C(ielo ras)O, un CO que deja KO

Comienza el Festival Territorio Danza en la Cuarta Pared. Lo hace con un díptico formado por las dos últimas creaciones de la compañía Cielo rasO. No hay tanta gente como en otros estrenos en esta sala. Se puede elucubrar sobre las razones de esta asistencia. Puede achacársele a la situación política en la que se estrenó, a la multitud de convocatorias que hay en Madrid o a que no se trate de una compañía excesivamente conocida. Aunque, quizás, la verdadera y única razón pueda ser el poco interés que la danza provoca en el público en general y en la crítica teatral en particular. Ellos se lo pierden. Y más en este caso.

Porque esta compañía merece ser conocida y su trabajo disfrutado. Un trabajo basado en el cuerpo, su movimiento en un escenario al compás de unas composiciones musicales elegidas a cuchillo. Cuerpo que moviéndose crea espacio, crea imágenes, crea belleza en un movimiento acompasado.

Tanto Tormenta, la primera que se presentó, como Jardín de invierno, la segunda, tienen un prologo similar. El prologo de un cuerpo, solo uno, en escena. Un cuerpo que mueve músculos. Desde la leve contracción de un pectoral en Tormenta, irónica y graciosa señal muscular, el guiño que todo musculitos hace en un gimnasio, hasta el movimiento que rítmicamente estira y flexiona la espalda en Jardín de invierno. Un movimiento que en esa tenue luz hace pensar por momentos en una ballena solitaria en el mar o en un fantástico monstruo marino o lacunar culebreando. Cotidianidad y poesía. Cotidianidad e imaginación.

Una total declaración de intenciones en un mundo corporal que se desarrolla en un entorno de objetos insólitos para bailar. Como los vasos que en Tormenta ocupan disciplinadamente el escenario. Vasos que la imaginación del coreógrafo, Igor Calonge, convierte en unos improvisadas zapatillas de ballet sobre las que se irá elevando la bailarina. Una elevación ralentizada en el tiempo por ese ir acumulando vasos en los pies mientras la sujeta el bailarín protagonista. Como si de un ballet clásico se tratase, el elevando a ella, ya que no hay modernidad sin tradición, sin los clásicos.

Coreografía en la que dos hombres compiten por la única mujer en escena. Un triángulo amoroso en el que la mujer salta de uno a otro y de otro a uno. Mujer que se sustenta, se agarra, se sube al cuerpo inmutable de un hombre que se mantiene erguido sobre el suelo. Hombre que apenas gira para ofrecerle unos labios, una mirada. Hombres y mujeres que hacen jettés tumbados en el suelo. Como si el suelo, de repente, se convirtiese en la pared, en el fondo del escenario.
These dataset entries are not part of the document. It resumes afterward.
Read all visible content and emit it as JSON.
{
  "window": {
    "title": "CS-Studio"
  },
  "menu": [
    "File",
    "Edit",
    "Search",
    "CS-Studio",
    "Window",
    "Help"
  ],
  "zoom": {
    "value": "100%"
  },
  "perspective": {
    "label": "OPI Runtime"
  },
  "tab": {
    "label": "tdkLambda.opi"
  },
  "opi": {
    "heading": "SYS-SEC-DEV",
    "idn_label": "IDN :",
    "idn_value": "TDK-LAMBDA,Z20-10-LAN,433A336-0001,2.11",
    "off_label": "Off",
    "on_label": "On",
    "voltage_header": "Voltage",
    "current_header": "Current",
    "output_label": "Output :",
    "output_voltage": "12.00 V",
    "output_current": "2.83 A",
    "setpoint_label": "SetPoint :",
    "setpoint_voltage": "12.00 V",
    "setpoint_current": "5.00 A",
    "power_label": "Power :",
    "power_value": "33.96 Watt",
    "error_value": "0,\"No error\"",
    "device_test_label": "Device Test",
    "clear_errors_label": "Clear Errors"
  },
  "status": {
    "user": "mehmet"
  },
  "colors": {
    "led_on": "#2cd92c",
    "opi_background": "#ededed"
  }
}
Gramáticas corporales que se repiten en Jardín de invierno, el segundo trabajo presentado. Coreografía en la que los vasos han sido sustituidos por globos llenos de helio que se mantienen unidos al suelo por hilos casi invisibles. Hilos que se desprenderán del suelo y se enrollaran en los cuerpos de los bailarines haciendo que los globos les sigan en sus movimientos. Cuerpos ligeros como globos ligeros. Movimientos que se recortan sobre la mítica pared del fondo de esta sala que hacen que, por muchas veces que se haya estado en ella, la vuelvas a mirar como si fuese la primera vez porque lo que se ve en escena, lo que hace esta compañía parece visto por primera vez, a pesar de sus referencias, entre las que Pina Bausch y Susanne Linke resultan inevitables.

Así van conformando en ambas coreografías sencillos territorios míticos. El del tormentoso triángulo amoroso y el de un jardín en invierno en el que jugar o emparejarse. Espacios atravesados por una animalidad corporal. Como esos dos cuerpos a cuatro patas que en Tormenta se golpean como verracos. Como esa bailarina que a cuatro patas atraviesa en diagonal el escenario, que mueve el pie como mueve la mano, en Jardín de Invierno. Algo que se hace lento pero que por algún motivo resulta como una ensoñación en medio de la inquietante quietud o la activa actividad que estos bailarines despliegan en escena.

Estado que se resume muy bien en la escena de Jardín de Invierno en el que cuatro bailarines se mueven por el escenario andando bocarriba y a cuatro patas mientras hinchan globos. Movimientos a los que le saben quitar todo lo que tienen de acrobáticos, de circenses, añadiendo una nota de color, un color que va ocupando visión a medida que los globos por el aire, poco a poco, aumentan de tamaño, hasta que los bailarines los sueltan de la boca y salen volando y pedorreando hasta caer al suelo. Como diciendo que los seres humanos somos un movimiento y una respiración inflándose y desinflándose. Dejándose caer como un triste y simple pellejo. Melancolía y cierta tristeza que provoca entusiasmo, mucho, y felicidad, más.